Look at several examples of rational numbers in the form \frac{p}{q} (q ≠ 0), where p and q are integers with no common factors other than 1 and having terminating decimal representations (expansions). Can you guess what property q must satisfy?
Answer:
\frac{1}{2} = 0.5, \frac{1}{5} = 0.2, \frac{1}{10} = 0.1,
\frac{1}{4} = 0.25, \frac{1}{8} = 0.125, \frac{1}{16} = 0.0625,
\frac{1}{25} = 0.04, \frac{1}{125} = 0.008, \frac{1}{625} = 0.0016,
\frac{1}{20} = 0.05, \frac{1}{50} = 0.02 etc.
But, \frac{1}{3} = 0.\overline{3}, \frac{1}{7} = 0 . \overline{142857}, \frac{1}{6} = 0.1\overline{6} etc.

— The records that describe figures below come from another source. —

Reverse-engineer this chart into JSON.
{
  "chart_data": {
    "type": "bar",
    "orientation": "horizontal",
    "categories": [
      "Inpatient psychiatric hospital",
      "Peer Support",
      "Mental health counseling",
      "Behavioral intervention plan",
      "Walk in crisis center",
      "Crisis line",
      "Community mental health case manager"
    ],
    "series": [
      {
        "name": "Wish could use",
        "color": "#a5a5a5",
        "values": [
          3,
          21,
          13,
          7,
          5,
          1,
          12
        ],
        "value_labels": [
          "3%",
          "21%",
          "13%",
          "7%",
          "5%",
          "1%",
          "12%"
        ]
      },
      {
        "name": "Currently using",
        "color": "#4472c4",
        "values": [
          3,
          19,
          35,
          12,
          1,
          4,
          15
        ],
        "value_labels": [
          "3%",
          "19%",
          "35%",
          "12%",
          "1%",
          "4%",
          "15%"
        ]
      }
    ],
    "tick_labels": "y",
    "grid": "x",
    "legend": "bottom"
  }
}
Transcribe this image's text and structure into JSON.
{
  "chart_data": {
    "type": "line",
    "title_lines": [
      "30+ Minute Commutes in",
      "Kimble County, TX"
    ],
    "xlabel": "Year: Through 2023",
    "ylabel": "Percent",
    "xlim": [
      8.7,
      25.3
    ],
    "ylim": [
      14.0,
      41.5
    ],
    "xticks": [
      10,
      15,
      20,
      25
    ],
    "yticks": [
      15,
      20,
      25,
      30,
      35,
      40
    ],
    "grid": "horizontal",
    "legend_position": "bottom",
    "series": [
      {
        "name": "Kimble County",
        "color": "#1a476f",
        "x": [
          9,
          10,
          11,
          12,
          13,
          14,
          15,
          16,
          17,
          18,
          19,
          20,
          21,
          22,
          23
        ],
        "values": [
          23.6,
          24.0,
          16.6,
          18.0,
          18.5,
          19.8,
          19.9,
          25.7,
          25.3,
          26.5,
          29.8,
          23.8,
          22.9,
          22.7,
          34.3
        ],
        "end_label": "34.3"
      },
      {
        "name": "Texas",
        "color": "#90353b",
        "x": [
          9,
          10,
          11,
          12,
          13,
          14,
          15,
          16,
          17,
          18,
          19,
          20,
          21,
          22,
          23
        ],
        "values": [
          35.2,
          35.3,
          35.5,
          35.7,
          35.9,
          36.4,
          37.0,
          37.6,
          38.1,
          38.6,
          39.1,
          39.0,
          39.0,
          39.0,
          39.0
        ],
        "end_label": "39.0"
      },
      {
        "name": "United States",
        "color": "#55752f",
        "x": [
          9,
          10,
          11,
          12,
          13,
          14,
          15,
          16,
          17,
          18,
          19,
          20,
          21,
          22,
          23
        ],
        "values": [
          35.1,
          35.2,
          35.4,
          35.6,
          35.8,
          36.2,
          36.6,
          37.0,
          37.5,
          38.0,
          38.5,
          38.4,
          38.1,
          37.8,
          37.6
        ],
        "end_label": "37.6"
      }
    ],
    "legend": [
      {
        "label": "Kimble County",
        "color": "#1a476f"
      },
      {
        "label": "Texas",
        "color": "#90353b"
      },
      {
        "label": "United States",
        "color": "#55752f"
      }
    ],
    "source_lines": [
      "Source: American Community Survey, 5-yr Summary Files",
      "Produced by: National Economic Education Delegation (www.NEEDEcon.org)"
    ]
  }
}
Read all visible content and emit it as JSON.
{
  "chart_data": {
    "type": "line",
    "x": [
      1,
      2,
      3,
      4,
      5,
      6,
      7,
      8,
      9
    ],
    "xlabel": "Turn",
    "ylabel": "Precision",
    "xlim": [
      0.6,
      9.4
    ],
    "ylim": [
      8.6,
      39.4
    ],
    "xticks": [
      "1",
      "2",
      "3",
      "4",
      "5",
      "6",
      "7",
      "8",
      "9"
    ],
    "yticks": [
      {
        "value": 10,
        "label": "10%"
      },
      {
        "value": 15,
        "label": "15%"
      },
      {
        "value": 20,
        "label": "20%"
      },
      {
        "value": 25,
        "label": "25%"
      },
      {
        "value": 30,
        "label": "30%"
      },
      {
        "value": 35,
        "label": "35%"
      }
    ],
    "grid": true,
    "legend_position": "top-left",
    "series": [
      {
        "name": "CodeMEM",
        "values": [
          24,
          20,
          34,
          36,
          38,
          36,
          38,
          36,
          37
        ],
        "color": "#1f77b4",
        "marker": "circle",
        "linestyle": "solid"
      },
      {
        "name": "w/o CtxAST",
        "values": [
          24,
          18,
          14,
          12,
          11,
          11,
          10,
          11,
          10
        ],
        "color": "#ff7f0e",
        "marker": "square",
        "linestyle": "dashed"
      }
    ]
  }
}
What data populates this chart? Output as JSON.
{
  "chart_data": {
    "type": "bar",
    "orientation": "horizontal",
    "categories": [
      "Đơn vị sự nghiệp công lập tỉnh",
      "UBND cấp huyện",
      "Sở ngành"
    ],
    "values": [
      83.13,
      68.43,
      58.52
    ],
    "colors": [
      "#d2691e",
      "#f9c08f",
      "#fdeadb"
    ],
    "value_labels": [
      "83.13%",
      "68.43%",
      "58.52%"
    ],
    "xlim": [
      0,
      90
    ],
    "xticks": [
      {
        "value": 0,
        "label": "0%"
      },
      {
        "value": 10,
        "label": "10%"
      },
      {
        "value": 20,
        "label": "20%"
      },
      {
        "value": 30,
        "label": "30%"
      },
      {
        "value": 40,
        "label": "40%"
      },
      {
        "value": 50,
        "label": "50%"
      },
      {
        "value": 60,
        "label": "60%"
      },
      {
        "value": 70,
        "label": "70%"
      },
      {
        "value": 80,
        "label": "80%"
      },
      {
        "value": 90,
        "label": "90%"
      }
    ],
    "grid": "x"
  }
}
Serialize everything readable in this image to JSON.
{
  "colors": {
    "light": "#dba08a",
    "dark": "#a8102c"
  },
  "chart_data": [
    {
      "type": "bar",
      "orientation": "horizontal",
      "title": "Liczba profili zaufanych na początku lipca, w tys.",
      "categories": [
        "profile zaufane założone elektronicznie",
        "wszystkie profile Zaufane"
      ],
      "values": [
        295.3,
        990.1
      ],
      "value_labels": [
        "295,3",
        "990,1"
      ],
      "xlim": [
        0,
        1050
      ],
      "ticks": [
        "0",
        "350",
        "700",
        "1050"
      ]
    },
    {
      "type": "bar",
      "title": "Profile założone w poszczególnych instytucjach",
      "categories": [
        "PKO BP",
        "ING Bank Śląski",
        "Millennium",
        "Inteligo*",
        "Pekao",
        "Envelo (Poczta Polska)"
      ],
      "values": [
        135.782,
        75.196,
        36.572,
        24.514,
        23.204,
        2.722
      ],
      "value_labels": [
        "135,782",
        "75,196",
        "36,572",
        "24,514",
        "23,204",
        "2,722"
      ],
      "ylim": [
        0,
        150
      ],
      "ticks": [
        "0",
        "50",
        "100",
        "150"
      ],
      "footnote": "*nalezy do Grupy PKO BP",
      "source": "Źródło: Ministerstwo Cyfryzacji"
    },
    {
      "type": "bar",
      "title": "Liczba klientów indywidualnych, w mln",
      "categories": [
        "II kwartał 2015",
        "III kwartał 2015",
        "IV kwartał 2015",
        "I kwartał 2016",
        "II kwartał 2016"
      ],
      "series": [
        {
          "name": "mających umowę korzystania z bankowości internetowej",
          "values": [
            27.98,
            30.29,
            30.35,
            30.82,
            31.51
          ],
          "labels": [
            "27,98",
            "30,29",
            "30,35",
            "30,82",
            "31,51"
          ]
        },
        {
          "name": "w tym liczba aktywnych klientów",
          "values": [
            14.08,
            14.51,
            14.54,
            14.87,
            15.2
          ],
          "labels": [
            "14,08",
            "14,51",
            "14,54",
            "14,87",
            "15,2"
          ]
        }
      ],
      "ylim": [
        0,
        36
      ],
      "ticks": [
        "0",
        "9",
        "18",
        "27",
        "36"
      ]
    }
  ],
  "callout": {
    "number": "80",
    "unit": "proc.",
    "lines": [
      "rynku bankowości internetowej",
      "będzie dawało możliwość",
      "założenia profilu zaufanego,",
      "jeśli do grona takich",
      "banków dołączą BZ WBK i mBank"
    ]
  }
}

This suggest that the decimal expansion of a rational number \frac{\boldsymbol{P}}{\boldsymbol{q}} is terminating if and only if q has no prime factors other than 2 and 5. in other words, q = 2m5n, where m and n are whole numbers.
Question 7.
Write three numbers whose decimal expansions are non-terminating non-recurring.
Answer:
We know that the decimal expansion of an irrational number is non-terminating non recurring. There are infinitely many irrational numbers. We can state few of them as below:
o.o1001000100001 …,
0.02002000200002…., 0.50500500050000… are a few required numbers in the decimal form. The decimal expansions of numbers like √2, √3, √5, \sqrt[3]{10}, etc. are also non- terminating non-recurring.
Question 8.
Find three different irrational numbers between the rational numbers \frac{5}{7} and \frac{9}{11}
Answer:
We know that \frac{5}{7} = 0 . \overline{714285} and \frac{9}{11} = 0 . \overline{81}
There are actually infinitely many irrational numbers between these recurring decimals. Three irrational numbers between them can be stated as below:
0.720720072000 …, 0.750750075000 …
0.780780078000….
As you see, the above numbers are non-terminating non-recurring. Hence, they are irrational numbers.
Question 9.
Classify the following numbers as rational or irrational:
(i) √23
Answer:
√23 is an irrational number.
(ii) √225
Answer:
√225 = 15 is a rational number
(iii) 0.3796
Answer:
0.3796 is a rational number.
(iv) 7.478478……..
Answer:
7.478478…… = 7 . \overline{478} is a rational number.
(v) 1.101001000100001…….
Answer:
1.101001000100001……. is an irrational number.